Now Brown joins a council that’s in the process of relocating City Hall to that building from its current, cramped quarters.
“You just never know,” Brown said.
When Brown’s term expires, his seat will be open for a two-year term, in order to get the council seats back on a normal cycle, City Manager Mark Alexander said.
Potential election confusion was among the reasons that Curtis and Pieroni suggested the council might call for a special election on Nov. 7, which would cost the city about $78,000.
“It would cost the city some money, but it helps fill the spot for the duration and it doesn’t mess up the whole election cycle,” Pieroni said.
With so many “tremendous” candidates to consider, Curtis suggested that the voters ought to have the final say, quoting Robert Kennedy to drive home his point: “Elections remind us not only of the rights but the responsibilities of citizenship in a democracy.”
Added Curtis: “I’ve been through two elections and, frankly, they’re a lot of work, but you learn a lot, you engage with the community a lot and it helps bring a lot to the table.”
Furthermore, he said, the La Cañada Unified School District’s election in November could bring a larger cross-section of voters out to the polls.

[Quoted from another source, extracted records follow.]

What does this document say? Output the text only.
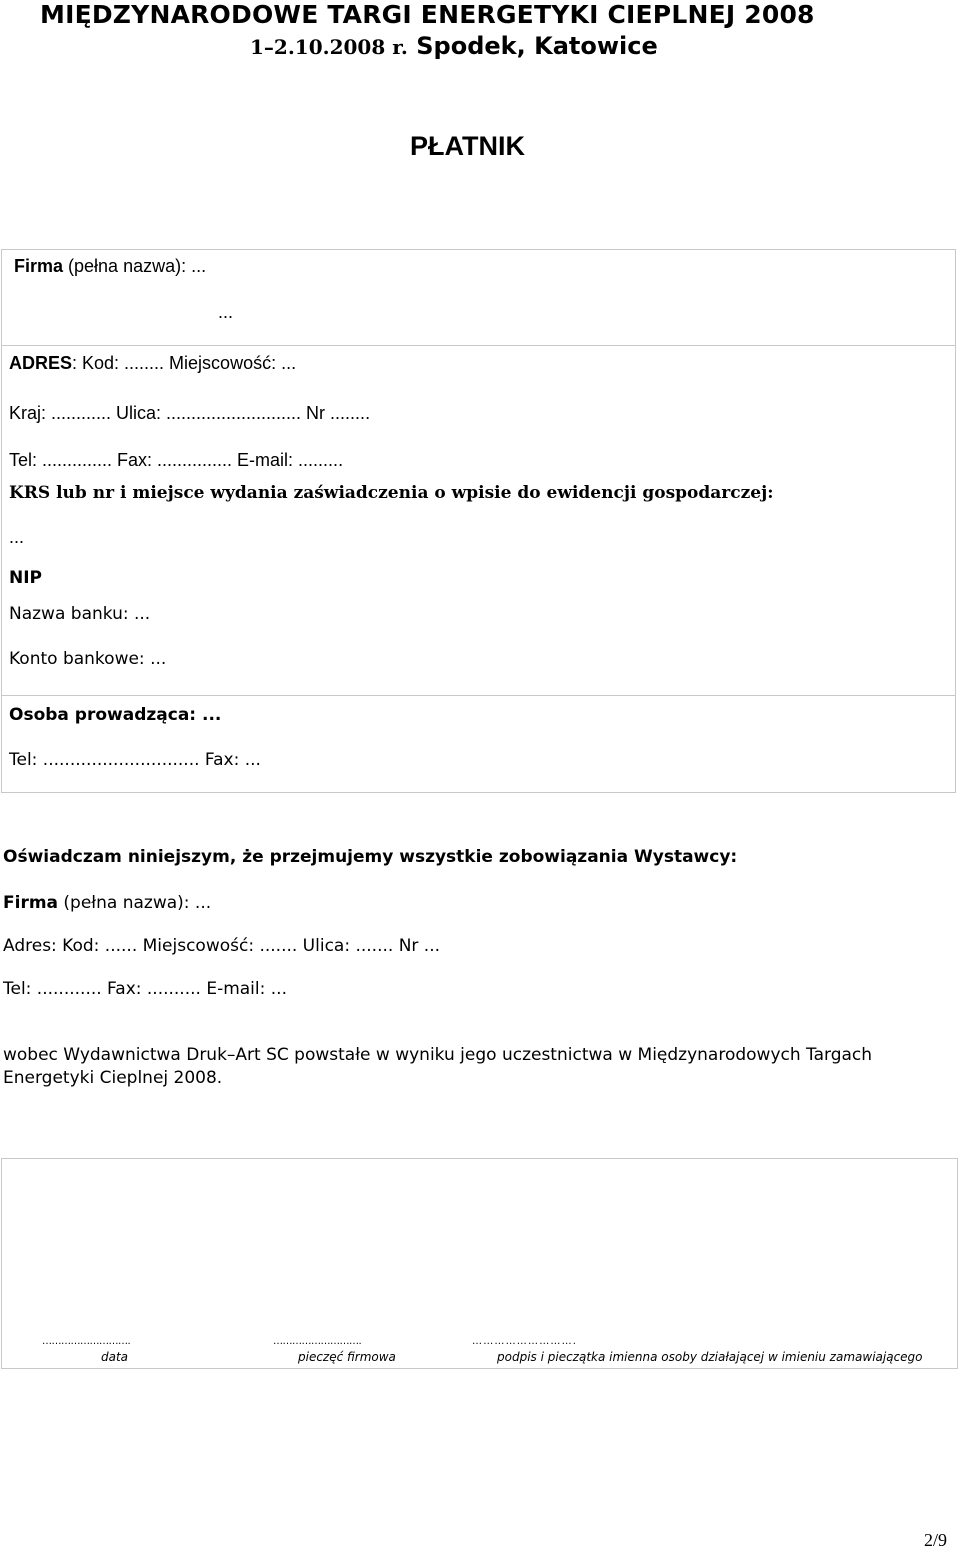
MIĘDZYNARODOWE TARGI ENERGETYKI CIEPLNEJ 2008
1–2.10.2008 r. Spodek, Katowice
PŁATNIK
Firma (pełna nazwa): ...
...
ADRES: Kod: ........ Miejscowość: ...
Kraj: ............ Ulica: ........................... Nr ........
Tel: .............. Fax: ............... E-mail: .........
KRS lub nr i miejsce wydania zaświadczenia o wpisie do ewidencji gospodarczej:
...
NIP
Nazwa banku: ...
Konto bankowe: ...
Osoba prowadząca: ...
Tel: ............................. Fax: ...
Oświadczam niniejszym, że przejmujemy wszystkie zobowiązania Wystawcy:
Firma (pełna nazwa): ...
Adres: Kod: ...... Miejscowość: ....... Ulica: ....... Nr ...
Tel: ............ Fax: .......... E-mail: ...
wobec Wydawnictwa Druk–Art SC powstałe w wyniku jego uczestnictwa w Międzynarodowych Targach Energetyki Cieplnej 2008.
……………………….	……………………….	……………………….
data	pieczęć firmowa	podpis i pieczątka imienna osoby działającej w imieniu zamawiającego
2/9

But Mayor Michael Davitt suggested LCUSD might not benefit from sharing Election Day with the city.
“I would hate to have a negative effect on the school district’s efforts in terms of their bond measure, if there were candidates who decided to run who were not in favor of that,” said Davitt, adding that he found the process fair.
“The process we have undertaken was open to everyone and 16 people submitted applications [Charles Gelhaar withdrew before interviews],” Davitt said. “The applicants are expecting us to make an appointment, or at least to try. The community is thinking we’re going to do that.”
Walker was clear that she also wanted to choose on Tuesday.
“It’s time for our community to heal,” she said. “It’s very difficult for us to do that with that vacant seat there. The community put us in office because they want us to make the tough decisions. I can see no real benefit in carrying this on through November, I don’t think it’s good for the town, I don’t think it’s healthy.”
Eventually, Pieroni agreed to go forward with an appointment and nominated Brown. Walker seconded the motion and Curtis immediately concurred.
“We’re looking for someone who will hit the ground running and be up to speed from a council standpoint,” Curtis said. “Greg Brown makes the most sense.”
Spence’s death marked the second time a sitting LCF City Council member died while in office. According to Alexander, Jack Hastings’ death in 1997 led to a special election in 1998, when Deborah Orlik was elected to fill the vacancy for the remaining 10 months on that term, beating Anthony Portantino by two votes. Portantino, now a state Senator, went on to receive the most votes in the 1999 general municipal election.